Il progetto complessivo prevede un investimento di 63 milioni di euro e una prima fase di lavori con orizzonte temporale fissato al 2030. La demolizione segna un passaggio storico per la città, chiamata a confrontarsi con una delle eredità ambientali più complesse del panorama nazionale e internazionale.
Per oltre mezzo secolo, lo stabilimento ha prodotto PCB, sostanze chimiche utilizzate in passato in ambito industriale ma riconosciute come altamente tossiche e persistenti nell’ambiente. La loro dispersione ha determinato una contaminazione estesa di suolo e falde acquifere. Il caso bresciano viene spesso accostato a quello di Anniston, negli Stati Uniti, per l’entità dell’inquinamento, configurandosi come uno dei più rilevanti episodi a livello globale.
Secondo quanto accertato da ARPA, nell’area risultano presenti non solo policlorobifenili, ma anche mercurio e arsenico in concentrazioni fino a 5.000 volte superiori ai limiti di legge. Dati che hanno certificato la gravità dell’impatto ambientale e sanitario legato all’attività produttiva del sito.
L’intervento di demolizione rappresenta l’avvio operativo della fase di risanamento, dopo anni di studi, analisi e pianificazioni tecniche. L’obiettivo è rimuovere le strutture industriali compromesse e avviare un percorso di messa in sicurezza e bonifica progressiva delle aree contaminate.

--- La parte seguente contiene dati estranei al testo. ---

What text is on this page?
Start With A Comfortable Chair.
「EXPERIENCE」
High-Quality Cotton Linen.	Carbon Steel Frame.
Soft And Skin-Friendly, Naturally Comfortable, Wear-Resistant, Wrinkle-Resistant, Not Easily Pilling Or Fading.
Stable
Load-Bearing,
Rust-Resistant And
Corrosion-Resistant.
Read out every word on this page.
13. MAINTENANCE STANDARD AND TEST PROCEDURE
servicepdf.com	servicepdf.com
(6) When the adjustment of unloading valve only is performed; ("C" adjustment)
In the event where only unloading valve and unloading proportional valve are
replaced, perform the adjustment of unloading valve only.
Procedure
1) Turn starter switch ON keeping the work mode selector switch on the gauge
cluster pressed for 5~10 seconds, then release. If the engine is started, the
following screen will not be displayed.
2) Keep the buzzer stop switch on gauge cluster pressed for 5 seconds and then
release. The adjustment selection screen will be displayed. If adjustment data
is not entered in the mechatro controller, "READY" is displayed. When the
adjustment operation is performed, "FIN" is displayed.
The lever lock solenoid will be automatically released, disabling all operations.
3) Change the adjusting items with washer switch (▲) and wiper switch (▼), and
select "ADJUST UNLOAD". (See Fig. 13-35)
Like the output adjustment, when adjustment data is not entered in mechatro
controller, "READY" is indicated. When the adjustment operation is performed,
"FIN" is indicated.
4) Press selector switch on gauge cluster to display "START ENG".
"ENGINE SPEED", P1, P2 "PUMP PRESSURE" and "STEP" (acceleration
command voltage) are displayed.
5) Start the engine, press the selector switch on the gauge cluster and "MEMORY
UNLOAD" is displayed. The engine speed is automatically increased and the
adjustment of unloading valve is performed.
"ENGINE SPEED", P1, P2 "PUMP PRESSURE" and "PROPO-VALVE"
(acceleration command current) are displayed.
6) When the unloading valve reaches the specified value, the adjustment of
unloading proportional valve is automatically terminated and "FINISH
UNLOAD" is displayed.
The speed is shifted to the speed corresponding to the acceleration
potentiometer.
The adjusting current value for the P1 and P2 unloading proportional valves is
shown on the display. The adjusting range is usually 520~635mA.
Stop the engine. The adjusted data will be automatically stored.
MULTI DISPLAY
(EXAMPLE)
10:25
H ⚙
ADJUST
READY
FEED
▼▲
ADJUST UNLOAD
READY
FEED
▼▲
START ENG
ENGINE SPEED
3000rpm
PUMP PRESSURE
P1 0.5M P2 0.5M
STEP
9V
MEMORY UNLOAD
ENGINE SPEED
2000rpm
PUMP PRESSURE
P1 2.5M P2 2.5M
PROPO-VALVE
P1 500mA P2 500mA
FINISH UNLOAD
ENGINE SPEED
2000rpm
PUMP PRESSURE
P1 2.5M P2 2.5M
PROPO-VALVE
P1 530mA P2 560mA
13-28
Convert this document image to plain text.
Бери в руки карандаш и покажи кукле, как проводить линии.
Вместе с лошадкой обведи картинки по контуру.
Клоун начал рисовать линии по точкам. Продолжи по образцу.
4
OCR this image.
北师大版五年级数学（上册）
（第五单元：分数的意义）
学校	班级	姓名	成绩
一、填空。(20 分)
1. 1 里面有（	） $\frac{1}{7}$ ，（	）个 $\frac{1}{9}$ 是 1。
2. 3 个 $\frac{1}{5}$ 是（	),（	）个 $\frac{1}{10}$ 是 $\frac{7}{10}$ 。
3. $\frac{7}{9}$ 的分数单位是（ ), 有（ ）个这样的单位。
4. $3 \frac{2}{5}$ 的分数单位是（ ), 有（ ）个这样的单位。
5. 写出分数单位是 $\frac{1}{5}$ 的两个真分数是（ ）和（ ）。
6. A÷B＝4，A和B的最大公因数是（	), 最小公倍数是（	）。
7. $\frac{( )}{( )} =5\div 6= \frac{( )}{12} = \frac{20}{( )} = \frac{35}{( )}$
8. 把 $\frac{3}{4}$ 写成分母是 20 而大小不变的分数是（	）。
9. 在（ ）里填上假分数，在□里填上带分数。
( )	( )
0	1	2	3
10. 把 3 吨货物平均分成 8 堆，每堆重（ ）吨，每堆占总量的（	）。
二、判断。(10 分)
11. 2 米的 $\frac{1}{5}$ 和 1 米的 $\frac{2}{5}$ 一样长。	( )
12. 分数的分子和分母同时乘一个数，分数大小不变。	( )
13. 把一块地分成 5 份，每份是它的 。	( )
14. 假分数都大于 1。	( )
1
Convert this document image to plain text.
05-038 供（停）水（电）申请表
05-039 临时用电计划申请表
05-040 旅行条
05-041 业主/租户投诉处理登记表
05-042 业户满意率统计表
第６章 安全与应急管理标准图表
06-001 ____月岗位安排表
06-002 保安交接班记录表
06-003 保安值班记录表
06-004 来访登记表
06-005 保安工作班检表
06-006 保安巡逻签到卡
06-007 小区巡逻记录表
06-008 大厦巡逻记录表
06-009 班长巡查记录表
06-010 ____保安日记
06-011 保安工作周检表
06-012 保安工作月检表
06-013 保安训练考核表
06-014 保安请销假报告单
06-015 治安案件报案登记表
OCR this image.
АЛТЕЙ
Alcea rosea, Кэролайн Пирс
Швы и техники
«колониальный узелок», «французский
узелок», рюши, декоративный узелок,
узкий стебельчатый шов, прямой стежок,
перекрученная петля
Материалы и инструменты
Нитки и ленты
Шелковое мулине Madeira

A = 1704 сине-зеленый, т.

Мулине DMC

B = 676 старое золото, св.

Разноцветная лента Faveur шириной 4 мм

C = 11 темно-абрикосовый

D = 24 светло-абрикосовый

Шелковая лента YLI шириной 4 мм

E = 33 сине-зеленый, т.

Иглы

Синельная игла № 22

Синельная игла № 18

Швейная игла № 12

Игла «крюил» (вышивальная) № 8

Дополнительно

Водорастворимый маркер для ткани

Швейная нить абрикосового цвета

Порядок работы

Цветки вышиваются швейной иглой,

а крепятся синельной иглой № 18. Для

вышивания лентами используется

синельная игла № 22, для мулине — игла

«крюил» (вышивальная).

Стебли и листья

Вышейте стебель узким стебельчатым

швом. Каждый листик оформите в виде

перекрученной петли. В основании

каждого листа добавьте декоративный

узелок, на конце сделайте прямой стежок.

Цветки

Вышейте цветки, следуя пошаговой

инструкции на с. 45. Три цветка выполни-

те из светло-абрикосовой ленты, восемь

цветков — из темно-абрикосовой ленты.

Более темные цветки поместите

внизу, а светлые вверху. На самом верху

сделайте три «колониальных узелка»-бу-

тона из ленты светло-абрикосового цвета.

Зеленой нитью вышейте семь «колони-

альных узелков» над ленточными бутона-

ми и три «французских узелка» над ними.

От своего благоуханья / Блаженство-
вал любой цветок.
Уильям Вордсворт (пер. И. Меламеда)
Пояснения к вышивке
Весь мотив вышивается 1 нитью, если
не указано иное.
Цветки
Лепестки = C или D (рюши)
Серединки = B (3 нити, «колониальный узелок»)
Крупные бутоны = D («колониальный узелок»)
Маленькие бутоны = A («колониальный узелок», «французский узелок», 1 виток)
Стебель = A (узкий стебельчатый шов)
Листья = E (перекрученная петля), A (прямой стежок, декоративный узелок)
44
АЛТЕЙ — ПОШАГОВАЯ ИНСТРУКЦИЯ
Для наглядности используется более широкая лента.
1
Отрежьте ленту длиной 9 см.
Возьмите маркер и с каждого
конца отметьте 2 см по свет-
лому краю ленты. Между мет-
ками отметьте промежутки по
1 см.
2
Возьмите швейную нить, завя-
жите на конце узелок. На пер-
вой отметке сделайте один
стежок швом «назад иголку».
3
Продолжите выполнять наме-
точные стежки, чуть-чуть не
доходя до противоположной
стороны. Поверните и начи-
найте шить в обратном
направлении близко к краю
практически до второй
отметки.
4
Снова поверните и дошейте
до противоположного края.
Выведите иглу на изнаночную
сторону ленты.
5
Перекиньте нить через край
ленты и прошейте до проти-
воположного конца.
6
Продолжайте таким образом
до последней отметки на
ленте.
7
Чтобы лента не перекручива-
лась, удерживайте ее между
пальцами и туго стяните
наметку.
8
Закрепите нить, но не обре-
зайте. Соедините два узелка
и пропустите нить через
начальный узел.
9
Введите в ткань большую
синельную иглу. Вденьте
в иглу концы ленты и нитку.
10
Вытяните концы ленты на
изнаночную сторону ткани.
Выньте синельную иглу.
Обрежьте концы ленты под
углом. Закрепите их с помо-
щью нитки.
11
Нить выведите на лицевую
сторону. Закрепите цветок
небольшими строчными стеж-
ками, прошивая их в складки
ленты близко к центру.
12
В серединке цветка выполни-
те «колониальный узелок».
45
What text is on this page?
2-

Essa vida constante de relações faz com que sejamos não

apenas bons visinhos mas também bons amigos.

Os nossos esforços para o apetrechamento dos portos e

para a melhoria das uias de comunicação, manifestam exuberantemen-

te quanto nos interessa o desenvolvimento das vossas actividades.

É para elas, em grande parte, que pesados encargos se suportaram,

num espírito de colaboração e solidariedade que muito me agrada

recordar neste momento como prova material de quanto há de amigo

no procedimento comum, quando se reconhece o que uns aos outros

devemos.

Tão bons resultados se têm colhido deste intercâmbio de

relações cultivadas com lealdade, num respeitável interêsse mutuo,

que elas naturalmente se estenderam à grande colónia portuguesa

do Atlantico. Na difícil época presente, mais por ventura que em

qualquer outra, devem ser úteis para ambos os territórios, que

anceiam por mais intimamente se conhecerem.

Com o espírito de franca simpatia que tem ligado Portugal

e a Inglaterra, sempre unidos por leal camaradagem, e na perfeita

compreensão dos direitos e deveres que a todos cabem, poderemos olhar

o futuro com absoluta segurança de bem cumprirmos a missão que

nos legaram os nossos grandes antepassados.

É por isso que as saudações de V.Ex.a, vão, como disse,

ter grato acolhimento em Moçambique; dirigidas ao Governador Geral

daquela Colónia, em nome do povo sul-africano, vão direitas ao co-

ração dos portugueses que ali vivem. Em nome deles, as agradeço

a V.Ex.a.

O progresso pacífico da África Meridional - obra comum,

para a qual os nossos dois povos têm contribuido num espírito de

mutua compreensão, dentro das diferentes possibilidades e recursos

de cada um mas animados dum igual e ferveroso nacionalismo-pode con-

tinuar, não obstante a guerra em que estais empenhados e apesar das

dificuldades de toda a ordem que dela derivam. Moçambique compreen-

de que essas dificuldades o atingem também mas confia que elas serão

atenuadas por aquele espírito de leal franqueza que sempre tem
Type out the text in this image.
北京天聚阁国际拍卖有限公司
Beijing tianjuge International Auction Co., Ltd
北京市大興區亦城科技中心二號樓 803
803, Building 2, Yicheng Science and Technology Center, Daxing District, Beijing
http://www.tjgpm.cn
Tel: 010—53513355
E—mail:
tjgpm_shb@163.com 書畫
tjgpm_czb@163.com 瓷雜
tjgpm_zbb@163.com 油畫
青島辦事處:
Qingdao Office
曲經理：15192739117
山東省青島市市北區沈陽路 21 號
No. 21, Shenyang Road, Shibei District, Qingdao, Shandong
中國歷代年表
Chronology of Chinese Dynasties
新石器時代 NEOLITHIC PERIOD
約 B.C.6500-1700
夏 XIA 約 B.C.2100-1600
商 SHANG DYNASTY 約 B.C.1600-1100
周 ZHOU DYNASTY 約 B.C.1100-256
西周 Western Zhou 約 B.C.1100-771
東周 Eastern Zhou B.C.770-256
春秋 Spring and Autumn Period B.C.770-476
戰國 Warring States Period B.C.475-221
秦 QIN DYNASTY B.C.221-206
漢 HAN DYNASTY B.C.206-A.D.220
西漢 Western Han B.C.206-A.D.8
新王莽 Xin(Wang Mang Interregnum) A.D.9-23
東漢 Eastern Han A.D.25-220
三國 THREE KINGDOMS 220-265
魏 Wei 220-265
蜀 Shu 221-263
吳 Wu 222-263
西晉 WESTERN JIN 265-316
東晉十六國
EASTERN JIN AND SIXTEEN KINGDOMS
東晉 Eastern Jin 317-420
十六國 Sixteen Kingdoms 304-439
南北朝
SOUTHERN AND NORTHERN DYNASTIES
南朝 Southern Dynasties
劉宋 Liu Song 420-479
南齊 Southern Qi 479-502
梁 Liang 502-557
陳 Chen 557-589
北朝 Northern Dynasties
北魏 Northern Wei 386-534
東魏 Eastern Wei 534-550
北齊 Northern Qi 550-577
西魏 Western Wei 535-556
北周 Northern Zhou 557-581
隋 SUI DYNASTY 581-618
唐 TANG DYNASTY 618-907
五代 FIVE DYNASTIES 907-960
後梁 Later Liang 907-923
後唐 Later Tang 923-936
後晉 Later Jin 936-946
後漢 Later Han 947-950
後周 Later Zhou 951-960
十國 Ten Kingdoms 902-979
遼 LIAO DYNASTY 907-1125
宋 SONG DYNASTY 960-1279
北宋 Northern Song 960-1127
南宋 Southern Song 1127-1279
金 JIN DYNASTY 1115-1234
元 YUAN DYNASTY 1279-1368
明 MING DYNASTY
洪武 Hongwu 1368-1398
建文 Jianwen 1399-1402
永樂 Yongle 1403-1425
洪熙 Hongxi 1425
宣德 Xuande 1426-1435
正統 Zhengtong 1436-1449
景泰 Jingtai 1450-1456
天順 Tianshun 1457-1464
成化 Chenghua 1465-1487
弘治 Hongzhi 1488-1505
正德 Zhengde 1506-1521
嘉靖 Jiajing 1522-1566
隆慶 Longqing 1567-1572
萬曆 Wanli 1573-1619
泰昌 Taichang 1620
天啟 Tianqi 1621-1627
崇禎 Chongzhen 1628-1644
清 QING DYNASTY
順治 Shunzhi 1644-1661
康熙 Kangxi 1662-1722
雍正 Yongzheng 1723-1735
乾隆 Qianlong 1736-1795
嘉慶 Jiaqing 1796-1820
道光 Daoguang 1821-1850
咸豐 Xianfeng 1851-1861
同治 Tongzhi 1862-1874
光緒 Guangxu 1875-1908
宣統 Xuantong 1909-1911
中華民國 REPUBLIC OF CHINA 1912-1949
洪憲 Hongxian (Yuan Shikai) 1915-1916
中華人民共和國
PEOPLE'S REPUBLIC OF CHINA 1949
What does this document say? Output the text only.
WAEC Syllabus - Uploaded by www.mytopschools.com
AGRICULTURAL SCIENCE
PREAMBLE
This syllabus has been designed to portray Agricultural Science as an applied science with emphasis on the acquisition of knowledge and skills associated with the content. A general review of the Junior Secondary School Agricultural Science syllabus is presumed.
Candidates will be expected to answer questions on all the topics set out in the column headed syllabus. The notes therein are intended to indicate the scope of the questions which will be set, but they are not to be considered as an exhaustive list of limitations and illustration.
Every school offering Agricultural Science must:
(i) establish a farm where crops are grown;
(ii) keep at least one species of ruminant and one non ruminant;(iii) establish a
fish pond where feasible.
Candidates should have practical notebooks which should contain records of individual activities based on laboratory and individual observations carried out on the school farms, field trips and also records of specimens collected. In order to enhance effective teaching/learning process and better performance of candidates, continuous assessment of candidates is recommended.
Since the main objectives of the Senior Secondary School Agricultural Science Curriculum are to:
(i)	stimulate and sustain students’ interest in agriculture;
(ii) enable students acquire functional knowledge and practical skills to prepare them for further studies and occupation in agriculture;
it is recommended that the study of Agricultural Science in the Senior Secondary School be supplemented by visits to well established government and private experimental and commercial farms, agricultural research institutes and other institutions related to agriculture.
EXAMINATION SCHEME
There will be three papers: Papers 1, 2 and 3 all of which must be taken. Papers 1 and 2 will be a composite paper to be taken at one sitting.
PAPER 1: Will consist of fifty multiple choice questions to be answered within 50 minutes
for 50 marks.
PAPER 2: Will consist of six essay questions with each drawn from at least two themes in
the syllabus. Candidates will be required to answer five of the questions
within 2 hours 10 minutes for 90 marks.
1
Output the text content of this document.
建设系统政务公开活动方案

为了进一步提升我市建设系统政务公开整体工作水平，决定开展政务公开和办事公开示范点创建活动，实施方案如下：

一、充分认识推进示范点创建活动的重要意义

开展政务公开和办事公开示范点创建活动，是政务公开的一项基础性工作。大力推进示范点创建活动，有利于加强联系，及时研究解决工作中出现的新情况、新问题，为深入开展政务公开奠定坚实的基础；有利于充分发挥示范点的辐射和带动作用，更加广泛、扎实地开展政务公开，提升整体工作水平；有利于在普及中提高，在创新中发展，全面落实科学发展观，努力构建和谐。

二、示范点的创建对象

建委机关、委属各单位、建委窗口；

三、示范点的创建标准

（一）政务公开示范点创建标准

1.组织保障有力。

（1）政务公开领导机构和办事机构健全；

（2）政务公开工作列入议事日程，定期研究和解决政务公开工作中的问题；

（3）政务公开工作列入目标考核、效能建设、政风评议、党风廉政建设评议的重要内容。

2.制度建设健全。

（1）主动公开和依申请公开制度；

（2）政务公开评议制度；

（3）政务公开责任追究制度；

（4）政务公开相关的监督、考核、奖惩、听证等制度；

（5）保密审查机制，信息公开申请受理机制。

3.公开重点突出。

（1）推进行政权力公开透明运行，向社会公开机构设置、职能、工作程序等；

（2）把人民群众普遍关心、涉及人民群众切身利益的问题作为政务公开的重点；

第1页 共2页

La vicenda Caffaro ha segnato profondamente il territorio bresciano, sia sotto il profilo ambientale sia per le ricadute sulla salute pubblica. Nel tempo, il sito è diventato il simbolo di un modello industriale in cui la tutela ambientale è rimasta a lungo subordinata alle esigenze produttive.
Con l’avvio della demolizione si apre ora una nuova fase, orientata al recupero ambientale e alla riqualificazione dell’area, in un percorso che richiederà anni di interventi e monitoraggi costanti. Il completamento della prima fase entro il 2030 rappresenta un traguardo intermedio di un processo più ampio, finalizzato a restituire sicurezza e prospettive di sviluppo a una delle zone più compromesse del territorio cittadino.
L’abbattimento della “fabbrica dei veleni” assume così un valore simbolico oltre che operativo: la rimozione fisica di un complesso industriale che per decenni ha rappresentato una delle principali fonti di contaminazione ambientale in Italia.